Tak hanya pelaku industri, regulator pun turut merasakan manfaat AI. Destry Damayanti, Deputi Gubernur Senior Bank Indonesia (BI), mengaku bahwa saat ini AI membantu regulator dalam menentukan arah kebijakan.
“Apa yang kami lakukan sebagai sebuah bank sentral? Kami menggunakan AI untuk mengolah big data yang begitu banyak, yang ada di bank sentral, untuk mendukung perumusan kebijakan,” terang Destry, beberapa waktu lalu.

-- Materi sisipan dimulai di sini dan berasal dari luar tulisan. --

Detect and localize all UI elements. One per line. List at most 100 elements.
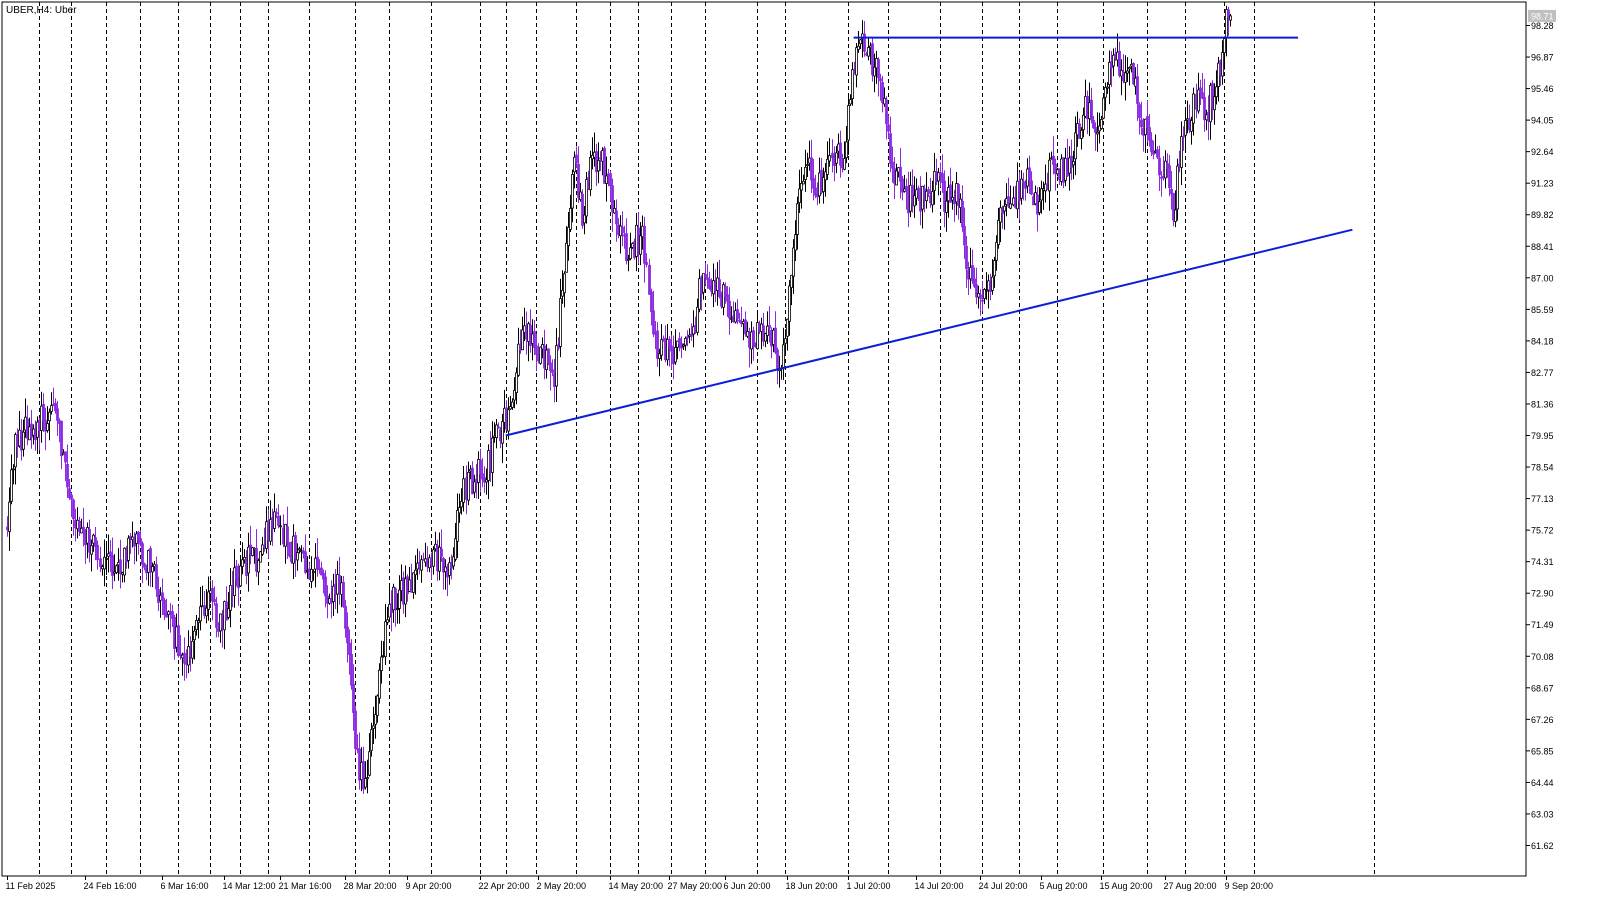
candle-body[interactable]: [629, 247, 632, 260]
candle-body[interactable]: [251, 547, 254, 556]
current-price-tag[interactable]: [1528, 9, 1556, 22]
candle-body[interactable]: [354, 710, 357, 749]
candle-body[interactable]: [857, 45, 860, 50]
candle-body[interactable]: [103, 556, 106, 570]
candle-body[interactable]: [275, 512, 278, 514]
candle-body[interactable]: [806, 164, 809, 167]
candle-body[interactable]: [828, 155, 831, 162]
candle-body[interactable]: [438, 546, 441, 572]
candle-body[interactable]: [286, 526, 289, 542]
candle-body[interactable]: [386, 619, 389, 623]
candle-body[interactable]: [1138, 104, 1141, 119]
candle-body[interactable]: [255, 548, 258, 572]
candle-body[interactable]: [366, 777, 369, 780]
candle-body[interactable]: [849, 99, 852, 105]
candle-body[interactable]: [195, 620, 198, 631]
candle-body[interactable]: [973, 278, 976, 287]
candle-body[interactable]: [515, 372, 518, 393]
candle-body[interactable]: [127, 537, 130, 561]
candle-body[interactable]: [288, 541, 291, 557]
candle-body[interactable]: [859, 39, 862, 45]
candle-body[interactable]: [971, 265, 974, 282]
candle-body[interactable]: [696, 306, 699, 333]
candle-body[interactable]: [1199, 87, 1202, 93]
candle-body[interactable]: [462, 478, 465, 503]
candle-body[interactable]: [442, 557, 445, 573]
candle-body[interactable]: [726, 294, 729, 302]
candle-body[interactable]: [917, 187, 920, 193]
candle-body[interactable]: [983, 288, 986, 299]
candle-body[interactable]: [963, 225, 966, 246]
candle-body[interactable]: [495, 424, 498, 438]
candle-body[interactable]: [666, 338, 669, 361]
candle-body[interactable]: [569, 207, 572, 230]
candle-body[interactable]: [420, 559, 423, 571]
candle-body[interactable]: [509, 406, 512, 410]
candle-body[interactable]: [1148, 127, 1151, 141]
candle-body[interactable]: [296, 552, 299, 561]
candle-body[interactable]: [674, 347, 677, 363]
candle-body[interactable]: [533, 331, 536, 349]
candle-body[interactable]: [151, 566, 154, 573]
candle-body[interactable]: [414, 569, 417, 576]
candle-body[interactable]: [96, 544, 99, 561]
candle-body[interactable]: [686, 336, 689, 339]
candle-body[interactable]: [398, 589, 401, 609]
candle-body[interactable]: [183, 652, 186, 664]
candle-body[interactable]: [790, 274, 793, 288]
candle-body[interactable]: [458, 507, 461, 514]
candle-body[interactable]: [937, 172, 940, 182]
candle-body[interactable]: [639, 235, 642, 255]
candle-body[interactable]: [1128, 67, 1131, 70]
candle-body[interactable]: [261, 544, 264, 555]
candle-body[interactable]: [752, 330, 755, 346]
candle-body[interactable]: [277, 515, 280, 526]
candle-body[interactable]: [539, 346, 542, 364]
candle-body[interactable]: [1112, 54, 1115, 67]
support-trendline[interactable]: [505, 228, 1353, 437]
candle-body[interactable]: [1118, 50, 1121, 76]
candle-body[interactable]: [348, 642, 351, 656]
candle-body[interactable]: [1182, 135, 1185, 138]
candle-body[interactable]: [1160, 176, 1163, 179]
candle-body[interactable]: [479, 459, 482, 475]
candle-body[interactable]: [12, 468, 15, 471]
candle-body[interactable]: [90, 545, 93, 555]
candle-body[interactable]: [824, 171, 827, 181]
candle-body[interactable]: [517, 343, 520, 376]
candle-body[interactable]: [205, 607, 208, 617]
candle-body[interactable]: [1192, 93, 1195, 124]
candle-body[interactable]: [165, 613, 168, 618]
candle-body[interactable]: [826, 158, 829, 175]
candle-body[interactable]: [549, 362, 552, 371]
candle-body[interactable]: [1156, 149, 1159, 158]
candle-body[interactable]: [871, 43, 874, 76]
candle-body[interactable]: [243, 557, 246, 561]
candle-body[interactable]: [802, 180, 805, 185]
candle-body[interactable]: [1152, 150, 1155, 155]
candle-body[interactable]: [1136, 76, 1139, 104]
candle-body[interactable]: [229, 585, 232, 611]
candle-body[interactable]: [454, 538, 457, 560]
candle-body[interactable]: [965, 245, 968, 270]
candle-body[interactable]: [981, 299, 984, 302]
candle-body[interactable]: [682, 344, 685, 347]
candle-body[interactable]: [481, 473, 484, 480]
candle-body[interactable]: [812, 178, 815, 189]
trendlines[interactable]: [505, 36, 1353, 437]
candle-body[interactable]: [1140, 119, 1143, 128]
candle-body[interactable]: [207, 591, 210, 610]
candle-body[interactable]: [1211, 83, 1214, 109]
candle-body[interactable]: [784, 338, 787, 344]
candles[interactable]: [6, 5, 1232, 794]
candle-body[interactable]: [931, 191, 934, 206]
candle-body[interactable]: [670, 345, 673, 352]
candle-body[interactable]: [650, 291, 653, 313]
candle-body[interactable]: [567, 226, 570, 247]
candle-body[interactable]: [111, 555, 114, 576]
candle-body[interactable]: [279, 525, 282, 528]
candle-body[interactable]: [521, 329, 524, 351]
candle-body[interactable]: [352, 683, 355, 713]
candle-body[interactable]: [792, 247, 795, 277]
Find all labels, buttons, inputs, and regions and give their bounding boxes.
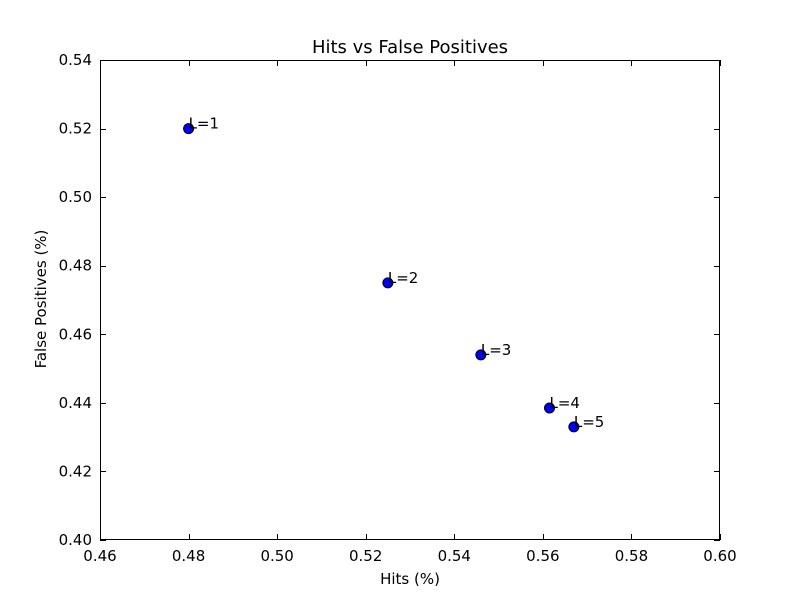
x-tick-label: 0.60 xyxy=(703,547,736,565)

Menurut prediksi Statista, bank-bank di berbagai negara akan berinvestasi lebih besar pada AI, dalam hal ini AI generatif, di tahun-tahun mendatang. Di 2025, bank-bank di seluruh dunia diperkirakan akan menggelontorkan dana hingga US$9,33 miliar untuk pemakaian AI. Implementasi AI di sektor keuangan masih luas dan bisa dieksplorasi lebih jauh. Pada 2025 mendatang, AI diprediksi akan makin terintegrasi dengan teknologi atau perangkat lunak lain untuk perbankan, yang pemakaiannya meliputi fitur-fitur seperti internet of things (IOT), voice banking, hingga financial wellness.
Tak heran, banyak
pakar teknologi mengatakan bahwa perusahaan-perusahaan yang tidak mengadopsi teknologi AI, akan tertinggal dari rival-rival mereka yang sudah mengimplementasikan perangkat lunak tersebut dalam operasionalnya.
Hanya, di lain sisi, pertahanan siber Indonesia masih terlihat rentan di 2024. Pembobolan Pusat Data Nasional (PDN) pada akhir Juni 2024 menjadi bukti. Ini harus menjadi perhatian untuk menjaga kedaulatan ranah digital di Tanah Air. Hal itu menjadi alarm penting bagi pelaku industri. Jangan sampai peristiwa serupa terulang di tahun depan. Karena itu, pelaku industri mesti tetap waspada dan meningkatkan keamanan teknologinya.
“Menghadapi situasi (serangan siber) ini, bukan hanya bank, tapi seluruh pihak di industri siber harus semakin mengintensifkan fokus pada pendeteksian malware. Sangat penting juga bagi pengguna atau nasabah untuk tetap waspada terhadap segala upaya serangan yang mungkin terlihat tidak berbahaya,” kata The Ka Jit, Direktur Bank OCBC.